Homeschoolers are fiercely independent even without taking into consideration that the religious ones don’t trust outside researchers because they’ve been told by HSLDA for years that outsiders want to hurt homeschooling. As for the secular unschoolers, they aren’t exactly fans of the establishment, which makes it hard to pin them down as well. Compounding the problem, the people the religious ones do trust (aka, HSLDA and NHERI) aren’t interested in giving good data, they’re interested in giving a good sales pitch for homeschooling. And so, we’re stumbling around in the dark knocking our shins into furniture and stepping on stray Legos.

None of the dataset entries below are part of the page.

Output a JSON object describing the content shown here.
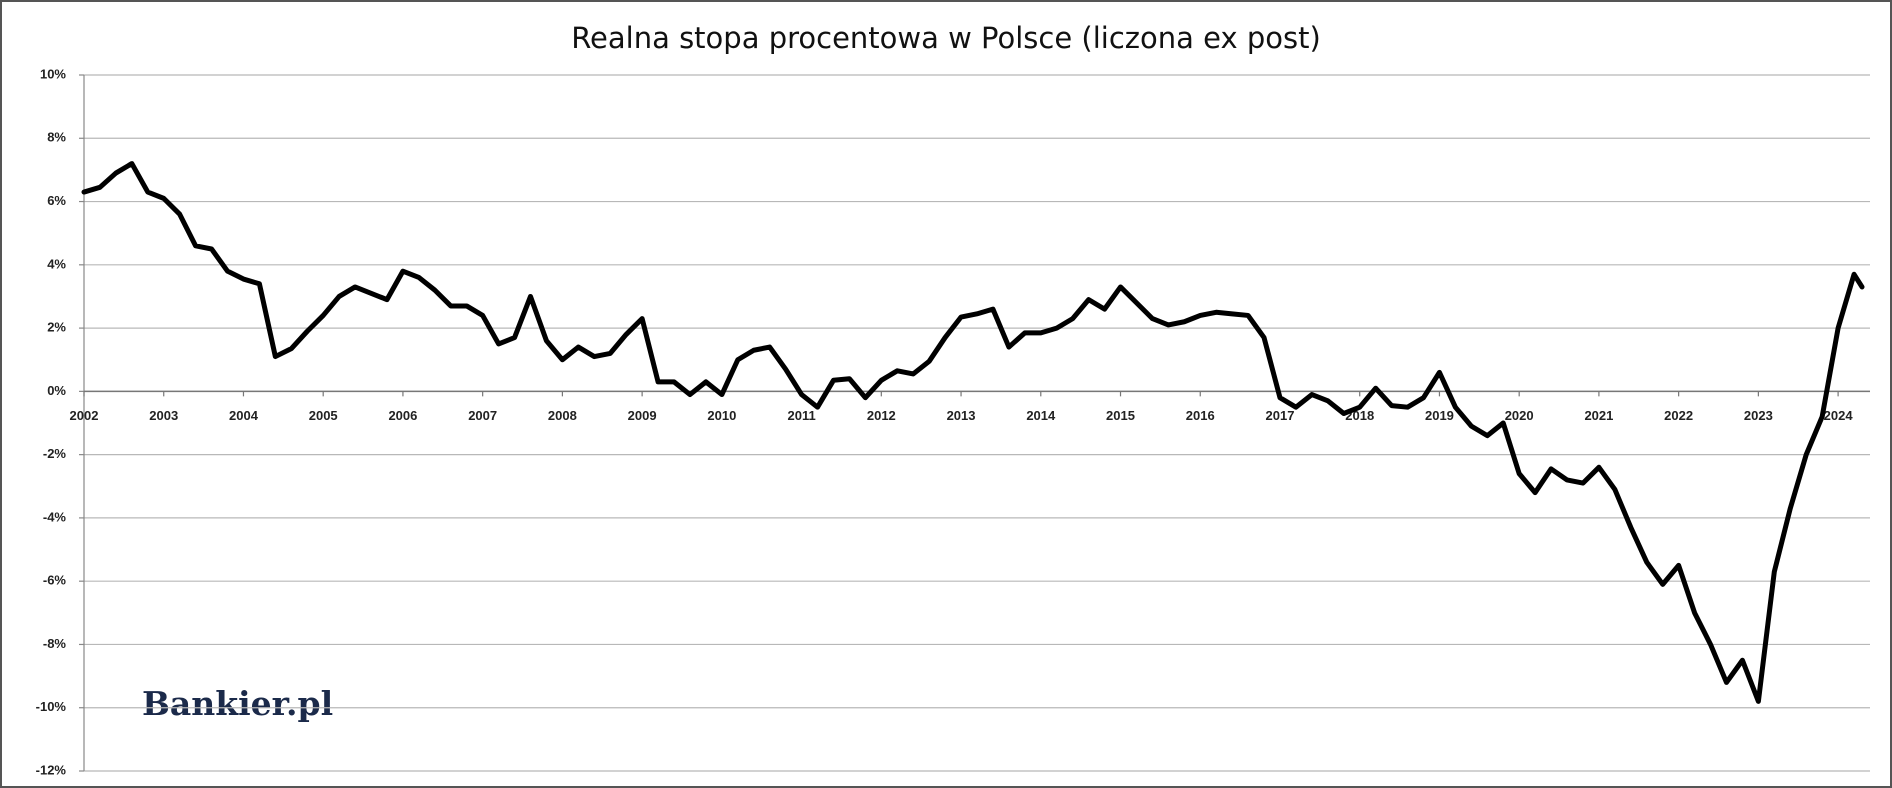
{
  "chart_data": {
    "type": "line",
    "title": "Realna stopa procentowa w Polsce (liczona ex post)",
    "logo": "Bankier.pl",
    "color": "#000000",
    "grid": true,
    "x": [
      2002.0,
      2002.2,
      2002.4,
      2002.6,
      2002.8,
      2003.0,
      2003.2,
      2003.4,
      2003.6,
      2003.8,
      2004.0,
      2004.2,
      2004.4,
      2004.6,
      2004.8,
      2005.0,
      2005.2,
      2005.4,
      2005.6,
      2005.8,
      2006.0,
      2006.2,
      2006.4,
      2006.6,
      2006.8,
      2007.0,
      2007.2,
      2007.4,
      2007.6,
      2007.8,
      2008.0,
      2008.2,
      2008.4,
      2008.6,
      2008.8,
      2009.0,
      2009.2,
      2009.4,
      2009.6,
      2009.8,
      2010.0,
      2010.2,
      2010.4,
      2010.6,
      2010.8,
      2011.0,
      2011.2,
      2011.4,
      2011.6,
      2011.8,
      2012.0,
      2012.2,
      2012.4,
      2012.6,
      2012.8,
      2013.0,
      2013.2,
      2013.4,
      2013.6,
      2013.8,
      2014.0,
      2014.2,
      2014.4,
      2014.6,
      2014.8,
      2015.0,
      2015.2,
      2015.4,
      2015.6,
      2015.8,
      2016.0,
      2016.2,
      2016.4,
      2016.6,
      2016.8,
      2017.0,
      2017.2,
      2017.4,
      2017.6,
      2017.8,
      2018.0,
      2018.2,
      2018.4,
      2018.6,
      2018.8,
      2019.0,
      2019.2,
      2019.4,
      2019.6,
      2019.8,
      2020.0,
      2020.2,
      2020.4,
      2020.6,
      2020.8,
      2021.0,
      2021.2,
      2021.4,
      2021.6,
      2021.8,
      2022.0,
      2022.2,
      2022.4,
      2022.6,
      2022.8,
      2023.0,
      2023.2,
      2023.4,
      2023.6,
      2023.8,
      2024.0,
      2024.2,
      2024.3
    ],
    "values": [
      6.3,
      6.45,
      6.9,
      7.2,
      6.3,
      6.1,
      5.6,
      4.6,
      4.5,
      3.8,
      3.55,
      3.4,
      1.1,
      1.35,
      1.9,
      2.4,
      3.0,
      3.3,
      3.1,
      2.9,
      3.8,
      3.6,
      3.2,
      2.7,
      2.7,
      2.4,
      1.5,
      1.7,
      3.0,
      1.6,
      1.0,
      1.4,
      1.1,
      1.2,
      1.8,
      2.3,
      0.3,
      0.3,
      -0.1,
      0.3,
      -0.1,
      1.0,
      1.3,
      1.4,
      0.7,
      -0.1,
      -0.5,
      0.35,
      0.4,
      -0.2,
      0.35,
      0.65,
      0.55,
      0.95,
      1.7,
      2.35,
      2.45,
      2.6,
      1.4,
      1.85,
      1.85,
      2.0,
      2.3,
      2.9,
      2.6,
      3.3,
      2.8,
      2.3,
      2.1,
      2.2,
      2.4,
      2.5,
      2.45,
      2.4,
      1.7,
      -0.2,
      -0.5,
      -0.1,
      -0.3,
      -0.7,
      -0.5,
      0.1,
      -0.45,
      -0.5,
      -0.2,
      0.6,
      -0.5,
      -1.1,
      -1.4,
      -1.0,
      -2.6,
      -3.2,
      -2.45,
      -2.8,
      -2.9,
      -2.4,
      -3.1,
      -4.3,
      -5.4,
      -6.1,
      -5.5,
      -7.0,
      -8.0,
      -9.2,
      -8.5,
      -9.8,
      -5.7,
      -3.7,
      -2.0,
      -0.8,
      2.0,
      3.7,
      3.3
    ],
    "xlim": [
      2002,
      2024.4
    ],
    "xticks": [
      2002,
      2003,
      2004,
      2005,
      2006,
      2007,
      2008,
      2009,
      2010,
      2011,
      2012,
      2013,
      2014,
      2015,
      2016,
      2017,
      2018,
      2019,
      2020,
      2021,
      2022,
      2023,
      2024
    ],
    "ylim": [
      -12,
      10
    ],
    "yticks": [
      {
        "value": -12,
        "label": "-12%"
      },
      {
        "value": -10,
        "label": "-10%"
      },
      {
        "value": -8,
        "label": "-8%"
      },
      {
        "value": -6,
        "label": "-6%"
      },
      {
        "value": -4,
        "label": "-4%"
      },
      {
        "value": -2,
        "label": "-2%"
      },
      {
        "value": 0,
        "label": "0%"
      },
      {
        "value": 2,
        "label": "2%"
      },
      {
        "value": 4,
        "label": "4%"
      },
      {
        "value": 6,
        "label": "6%"
      },
      {
        "value": 8,
        "label": "8%"
      },
      {
        "value": 10,
        "label": "10%"
      }
    ]
  }
}
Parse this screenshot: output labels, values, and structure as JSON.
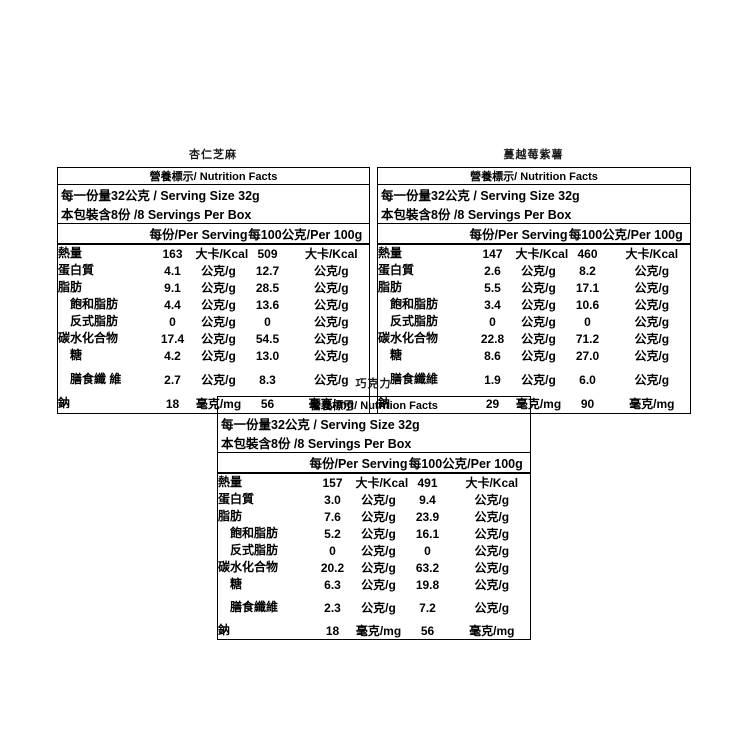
{
  "page": {
    "background": "#ffffff",
    "colors": {
      "text": "#000000",
      "border": "#000000"
    }
  },
  "tables": [
    {
      "title": "杏仁芝麻",
      "header": "營養標示/ Nutrition Facts",
      "serving_size": "每一份量32公克 / Serving Size 32g",
      "servings_per_box": "本包裝含8份 /8 Servings Per Box",
      "col_per_serving": "每份/Per Serving",
      "col_per_100g": "每100公克/Per 100g",
      "rows": [
        {
          "label": "熱量",
          "indent": false,
          "tall": false,
          "v1": "163",
          "u1": "大卡/Kcal",
          "v2": "509",
          "u2": "大卡/Kcal"
        },
        {
          "label": "蛋白質",
          "indent": false,
          "tall": false,
          "v1": "4.1",
          "u1": "公克/g",
          "v2": "12.7",
          "u2": "公克/g"
        },
        {
          "label": "脂肪",
          "indent": false,
          "tall": false,
          "v1": "9.1",
          "u1": "公克/g",
          "v2": "28.5",
          "u2": "公克/g"
        },
        {
          "label": "飽和脂肪",
          "indent": true,
          "tall": false,
          "v1": "4.4",
          "u1": "公克/g",
          "v2": "13.6",
          "u2": "公克/g"
        },
        {
          "label": "反式脂肪",
          "indent": true,
          "tall": false,
          "v1": "0",
          "u1": "公克/g",
          "v2": "0",
          "u2": "公克/g"
        },
        {
          "label": "碳水化合物",
          "indent": false,
          "tall": false,
          "v1": "17.4",
          "u1": "公克/g",
          "v2": "54.5",
          "u2": "公克/g"
        },
        {
          "label": "糖",
          "indent": true,
          "tall": false,
          "v1": "4.2",
          "u1": "公克/g",
          "v2": "13.0",
          "u2": "公克/g"
        },
        {
          "label": "膳食纖\n維",
          "indent": true,
          "tall": true,
          "v1": "2.7",
          "u1": "公克/g",
          "v2": "8.3",
          "u2": "公克/g"
        },
        {
          "label": "鈉",
          "indent": false,
          "tall": false,
          "v1": "18",
          "u1": "毫克/mg",
          "v2": "56",
          "u2": "毫克/mg"
        }
      ]
    },
    {
      "title": "蔓越莓紫薯",
      "header": "營養標示/ Nutrition Facts",
      "serving_size": "每一份量32公克 / Serving Size 32g",
      "servings_per_box": "本包裝含8份 /8 Servings Per Box",
      "col_per_serving": "每份/Per Serving",
      "col_per_100g": "每100公克/Per 100g",
      "rows": [
        {
          "label": "熱量",
          "indent": false,
          "tall": false,
          "v1": "147",
          "u1": "大卡/Kcal",
          "v2": "460",
          "u2": "大卡/Kcal"
        },
        {
          "label": "蛋白質",
          "indent": false,
          "tall": false,
          "v1": "2.6",
          "u1": "公克/g",
          "v2": "8.2",
          "u2": "公克/g"
        },
        {
          "label": "脂肪",
          "indent": false,
          "tall": false,
          "v1": "5.5",
          "u1": "公克/g",
          "v2": "17.1",
          "u2": "公克/g"
        },
        {
          "label": "飽和脂肪",
          "indent": true,
          "tall": false,
          "v1": "3.4",
          "u1": "公克/g",
          "v2": "10.6",
          "u2": "公克/g"
        },
        {
          "label": "反式脂肪",
          "indent": true,
          "tall": false,
          "v1": "0",
          "u1": "公克/g",
          "v2": "0",
          "u2": "公克/g"
        },
        {
          "label": "碳水化合物",
          "indent": false,
          "tall": false,
          "v1": "22.8",
          "u1": "公克/g",
          "v2": "71.2",
          "u2": "公克/g"
        },
        {
          "label": "糖",
          "indent": true,
          "tall": false,
          "v1": "8.6",
          "u1": "公克/g",
          "v2": "27.0",
          "u2": "公克/g"
        },
        {
          "label": "膳食纖維",
          "indent": true,
          "tall": true,
          "v1": "1.9",
          "u1": "公克/g",
          "v2": "6.0",
          "u2": "公克/g"
        },
        {
          "label": "鈉",
          "indent": false,
          "tall": false,
          "v1": "29",
          "u1": "毫克/mg",
          "v2": "90",
          "u2": "毫克/mg"
        }
      ]
    },
    {
      "title": "巧克力",
      "header": "營養標示/ Nutrition Facts",
      "serving_size": "每一份量32公克 / Serving Size 32g",
      "servings_per_box": "本包裝含8份 /8 Servings Per Box",
      "col_per_serving": "每份/Per Serving",
      "col_per_100g": "每100公克/Per 100g",
      "rows": [
        {
          "label": "熱量",
          "indent": false,
          "tall": false,
          "v1": "157",
          "u1": "大卡/Kcal",
          "v2": "491",
          "u2": "大卡/Kcal"
        },
        {
          "label": "蛋白質",
          "indent": false,
          "tall": false,
          "v1": "3.0",
          "u1": "公克/g",
          "v2": "9.4",
          "u2": "公克/g"
        },
        {
          "label": "脂肪",
          "indent": false,
          "tall": false,
          "v1": "7.6",
          "u1": "公克/g",
          "v2": "23.9",
          "u2": "公克/g"
        },
        {
          "label": "飽和脂肪",
          "indent": true,
          "tall": false,
          "v1": "5.2",
          "u1": "公克/g",
          "v2": "16.1",
          "u2": "公克/g"
        },
        {
          "label": "反式脂肪",
          "indent": true,
          "tall": false,
          "v1": "0",
          "u1": "公克/g",
          "v2": "0",
          "u2": "公克/g"
        },
        {
          "label": "碳水化合物",
          "indent": false,
          "tall": false,
          "v1": "20.2",
          "u1": "公克/g",
          "v2": "63.2",
          "u2": "公克/g"
        },
        {
          "label": "糖",
          "indent": true,
          "tall": false,
          "v1": "6.3",
          "u1": "公克/g",
          "v2": "19.8",
          "u2": "公克/g"
        },
        {
          "label": "膳食纖維",
          "indent": true,
          "tall": true,
          "v1": "2.3",
          "u1": "公克/g",
          "v2": "7.2",
          "u2": "公克/g"
        },
        {
          "label": "鈉",
          "indent": false,
          "tall": false,
          "v1": "18",
          "u1": "毫克/mg",
          "v2": "56",
          "u2": "毫克/mg"
        }
      ]
    }
  ]
}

There are a handful of small studies about adult former homeschoolers, but the rest is guesswork. We don’t have a good picture of the socioeconomic status of homeschooling families. We don’t really know how homeschoolers as a population do on achievement tests because we don’t have any surveys that aren’t self-selected. We don’t even have a good idea of how many people are homeschooling. It might be a million and a half, it might be twice that. We need good data and we simply don’t have it.
Are the kids I knew in high school who were all upper middle class children, mostly of parents with degrees in STEM fields, an accurate representation? What about the kids I knew when I was younger whose blue collar parents had no college and were passing their non-standard English dialect on to the kids rather than standard English grammar? Was my dad right when he always said that math was a weakness that homeschoolers needed to watch out for because the kids were being taught primarily by mothers who had been put on the consumer math track in school? Was I right when I used to tell people that the reason they thought homeschoolers were weird was because the normal ones who are in the majority didn’t advertise that they were homeschooled?
I don’t know because no one does.
And yet the Brian Ray/NHERI research keeps getting repeated in conservative and mainstream media even though it doesn’t actually tell us anything.
I understand why homeschool parents want to like the NHERI numbers; they help reassure them that they’re on the right path and not totally screwing up their kids with the homeschool choice. That’s why what NHERI’s doing with self-selected, unscientific research methods is so messed up. Parents, good parents, are relying on data that’s given a veneer of science but that may well be leading them to make educational choices that aren’t the best possible for their children. If math education, for example, really is the weakness for homeschoolers that my dad thought it was, homeschoolers need to know that so they can compensate for the weakness. If more than a fringe number of homeschool kids are having trouble fitting in with mainstream society because of the homeschool bubble, parents need to know that to correct for it.
With nothing but bad data to rely on, parents are left stumbling around in the dark hoping that they aren’t going to bash their shin on the corner of the coffee table or step on a stray Lego. That’s not serving homeschool parents well, and it’s certainly not doing anything for the kids.